The acquired MS data pretreatments including peak picking, peak grouping, retention time correction, second peak grouping, and annotation of isotopes and adducts were performed using XCMS software. LC–MS raw data files were converted into mzXML format and then processed by the XCMS, CAMERA, and metaX toolbox implemented in R software. Each ion was identified by combining retention time (RT) and m/z data. The intensities of each peaks were recorded, and a three-dimensional matrix containing arbitrarily assigned peak indices (retention time–m/z pairs), sample names (observations) and ion intensity information (variables) was generated.

The online KEGG and HMDB databases were used to annotate the metabolites by matching the exact molecular mass data (m/z) of samples with those from the database. If the mass difference between the observed value and the database value was <10 ppm, the metabolite would be annotated and the molecular formula of the metabolite would be identified and validated by the isotopic distribution measurements. We also used an in-house fragment spectrum library of metabolites to validate the metabolite identification.

The intensity of the peak data was further pre-processed by an in-house software program metaX. Those features that were detected in <50% of the QC samples or 80% of the biological samples were removed, and the remaining peaks with missing values were imputed with the k-nearest neighbor algorithm to further improve the data quality. PCA was performed for outlier detection and batch effects evaluation using the pre-processed dataset. Quality control-based robust LOESS signal correction was fitted to the QC data with respect to the order of injection to minimize signal intensity drift over time. In addition, the relative standard deviations of the metabolic features were calculated across all QC samples, and those >30% were then removed.

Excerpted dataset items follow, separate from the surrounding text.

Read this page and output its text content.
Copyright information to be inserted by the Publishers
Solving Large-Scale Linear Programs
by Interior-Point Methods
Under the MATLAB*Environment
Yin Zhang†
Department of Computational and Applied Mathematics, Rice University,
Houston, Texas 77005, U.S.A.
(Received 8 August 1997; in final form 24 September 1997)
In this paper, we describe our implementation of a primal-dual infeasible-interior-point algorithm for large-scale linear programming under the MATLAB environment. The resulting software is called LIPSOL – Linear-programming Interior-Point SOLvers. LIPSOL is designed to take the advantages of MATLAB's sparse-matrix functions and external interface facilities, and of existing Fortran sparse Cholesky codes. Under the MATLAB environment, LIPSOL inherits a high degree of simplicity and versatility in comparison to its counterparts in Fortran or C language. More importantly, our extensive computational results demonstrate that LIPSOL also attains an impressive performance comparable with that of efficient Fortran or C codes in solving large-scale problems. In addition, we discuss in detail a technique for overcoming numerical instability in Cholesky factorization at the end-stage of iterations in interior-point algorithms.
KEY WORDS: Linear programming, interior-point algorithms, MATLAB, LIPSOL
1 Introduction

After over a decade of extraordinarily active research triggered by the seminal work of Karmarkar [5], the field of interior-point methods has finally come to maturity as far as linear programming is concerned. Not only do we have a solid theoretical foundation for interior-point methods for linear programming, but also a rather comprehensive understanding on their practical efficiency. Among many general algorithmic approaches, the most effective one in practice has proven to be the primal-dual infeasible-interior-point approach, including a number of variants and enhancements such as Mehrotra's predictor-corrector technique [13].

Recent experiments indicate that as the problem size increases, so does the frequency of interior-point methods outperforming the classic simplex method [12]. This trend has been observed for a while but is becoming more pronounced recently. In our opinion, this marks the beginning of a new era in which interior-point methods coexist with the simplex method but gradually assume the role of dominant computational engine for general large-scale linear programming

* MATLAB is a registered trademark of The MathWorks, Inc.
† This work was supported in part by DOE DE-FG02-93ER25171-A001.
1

Student t‐tests were conducted to detect differences in metabolite concentrations between two phenotypes. The P value was adjusted for multiple tests using an FDR (Benjamini–Hochberg). Supervised PLS‐DA was conducted through metaX to discriminate the different variables between groups. The VIP value was calculated, and a VIP cut‐off value of 1.0 was used to select important features.

Statistical analyses

Significant differences in clinical characteristics were evaluated with Pearson’s chi-square test or Fisher’s exact test. Spearman’s correlation analysis was conducted to calculate the correlation between species and metabolites. Differences were considered significant when p < 0.05. All data were analyzed with GraphPad Prism 6 software (GraphPad Software, Inc., San Diego, California, USA), R version 3.5.2 (R Foundation for Statistical Computing, Vienna, Austria), and Microsoft Excel (Microsoft Corporation, Seattle, WA, USA).